I am of the opinion that usage of this should be easier than it is in Julia, but accept that I have obviously lost on that point. However, surely explicit assertion on a case-by-case basis should be possible (and allowed)?

Is there an easy way?

Thanks - If there were one single thing in Julia which I could honestly say has repeatedly caused me frustration in Julia (and which continues to prevent me from using Julia in my elementary classes) this would be it.

Thanks for any thoughts.

Maybe reshape?

julia> a = rand(2,3)
2×3 Array{Float64,2}:
 0.959615  0.457876  0.273112
 0.990784  0.980583  0.0332335

julia> atleast_2d(a) = reshape(a, axes(a,1), axes(a,2), axes(a)[3:end]...)
atleast_2d (generic function with 1 method)

julia> atleast_2d(a[1,:])
3×1 Array{Float64,2}:
 0.9596152547418273
 0.45787629350683146
 0.27311222755949016

julia> atleast_2d(a[1:1,:])
1×3 Array{Float64,2}:
 0.959615  0.457876  0.273112

julia> atleast_2d(a[(1:2) .> 1,:])
1×3 Array{Float64,2}:
 0.990784  0.980583  0.0332335

Do you require a[1,:] to be equal to a[1:1,:]?

Thanks for that. The answer to your question is ‘yes’.

I guess what I would really hope for would be a new Type (perhaps only available locally) of Array which would automatically behave like this.
Almost as good would be a Vector Type which would never reduce to Int64
(as this could be used as an index).

No need for special cases, just write

s(x) = x
s(x::Integer) = x:x

(What is your reason for using findall on BitArray indices, btw?)

But, when do you get into problems like this? The type of the input index should normally be under control, so if indices are scalar, it should be easy for you to know this, and use

A[idx:idx, :]

Also, what do you want A[:, idx] to return, btw, for scalar idx? Do you want a vector or matrix?

I missed this. This is what we have today. Vectors don’t reduce to scalars, so if you have a vector of length 1, it is still a vector and can be used to index the way you want.

Thanks, that is simpler. If idx might be the result of a search, etc. then it could be vector or integer, in a way which might not be predicted beforehand.
If one has many lines like this in a script, making special cases for each is very clunky. At least the ‘safe index’ (s()) workaround, which you helpfully simplified, is quite a bit less clunky (and more readable as code).

Thanks!

This should not happen, and would constitute a type instability. Search functions that return vectors, always do that, so for example:

julia> findall(>(2), 1:4)
2-element Array{Int64,1}:
 3
 4

julia> findall(>(3), 1:4)
1-element Array{Int64,1}:
 4

julia> findall(>(4), 1:4)
Int64[]

It should always return a vector. Other functions like findfirst either return a scalar index or nothing.

If you have search functions that sometimes return one or the other, like you say, that should be fixed.

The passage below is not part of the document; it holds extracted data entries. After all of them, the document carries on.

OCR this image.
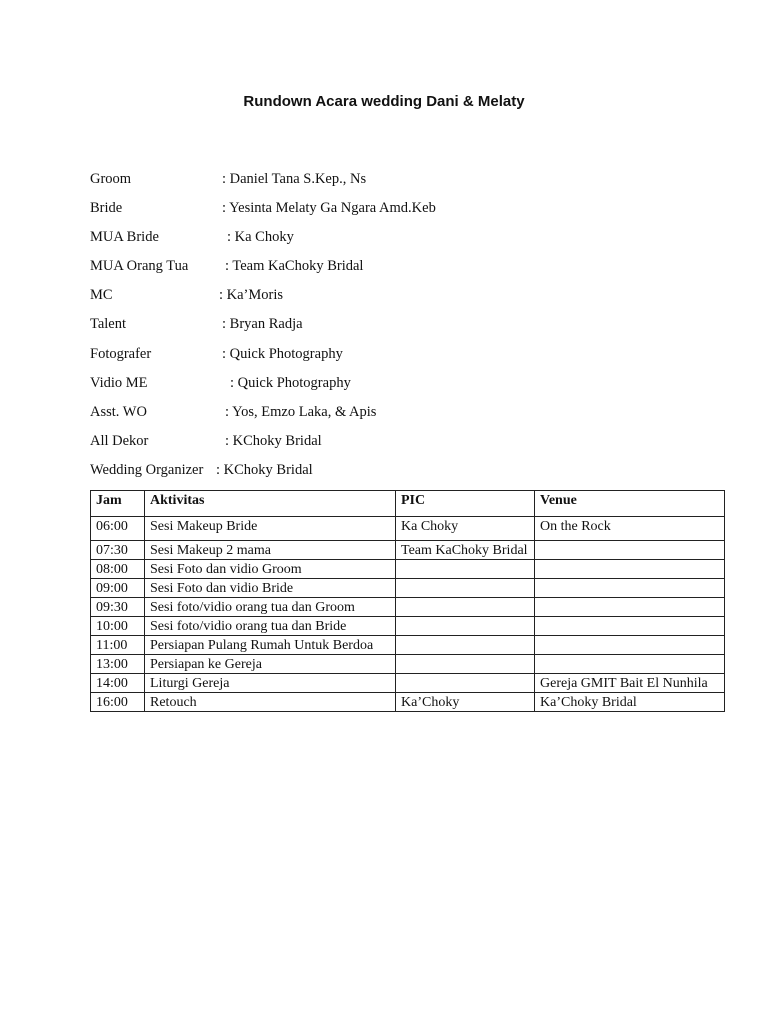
Rundown Acara wedding Dani & Melaty
Groom	: Daniel Tana S.Kep., Ns
Bride	: Yesinta Melaty Ga Ngara Amd.Keb
MUA Bride	: Ka Choky
MUA Orang Tua	: Team KaChoky Bridal
MC	: Ka’Moris
Talent	: Bryan Radja
Fotografer	: Quick Photography
Vidio ME	: Quick Photography
Asst. WO	: Yos, Emzo Laka, & Apis
All Dekor	: KChoky Bridal
Wedding Organizer : KChoky Bridal
Jam	Aktivitas	PIC	Venue
06:00	Sesi Makeup Bride	Ka Choky	On the Rock
07:30	Sesi Makeup 2 mama	Team KaChoky Bridal	
08:00	Sesi Foto dan vidio Groom		
09:00	Sesi Foto dan vidio Bride		
09:30	Sesi foto/vidio orang tua dan Groom		
10:00	Sesi foto/vidio orang tua dan Bride		
11:00	Persiapan Pulang Rumah Untuk Berdoa		
13:00	Persiapan ke Gereja		
14:00	Liturgi Gereja		Gereja GMIT Bait El Nunhila
16:00	Retouch	Ka’Choky	Ka’Choky Bridal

BTW, I went and checked, and actually, numpy has the same behaviour here (except for the non-inclusive ranges):

In [18]: a = np.random.rand(5,5)                                                           

In [19]: a[3, :].shape                                                                     
Out[19]: (5,)

In [20]: a[:, 3].shape                                                                     
Out[20]: (5,)

In [22]: a[3:4, :].shape                                                                   
Out[22]: (1, 5)

In [23]: a[:, 3:4].shape                                                                   
Out[23]: (5, 1)

Matlab doesn’t have any vectors at all, so they are incapable of distinguishing (maybe my least favorite Matlab feature).

I don’t know about R.

What language do you use in the classes?

Thanks for that. I will have a look at my code. I’ll admit I had written my own wrapper for findall (with a calling syntax I find more convenient), but perhaps I
hadn’t seen this discrepancy between it and findall (which in any case, is easily fixable).

Thanks!

Thus far, I have used a combination of MATLAB, R, and Python, so switching to Julia would be handy. They come from a background which includes these 3, so I have been writing some ‘compatibility’ routines which make it easier for me. Maybe it is possible for me to make them work more consistently after all.

I have some problems grokking R, but it looks like it also does the same thing, and only Matlab does its own thing: Matrix | R Tutorial

Yeah, sounds like a nightmare trying to juggle all of them Transitioning would probably be good, but of course, not easy for everyone.

Fortunately, you can always ask questions here! Good luck!

I just implemented the changes which should cover the issues in most of the cases, and for those few issues which may not be covered, I now have a very simple ‘s()’ function above which will come in very handy!

Thanks again!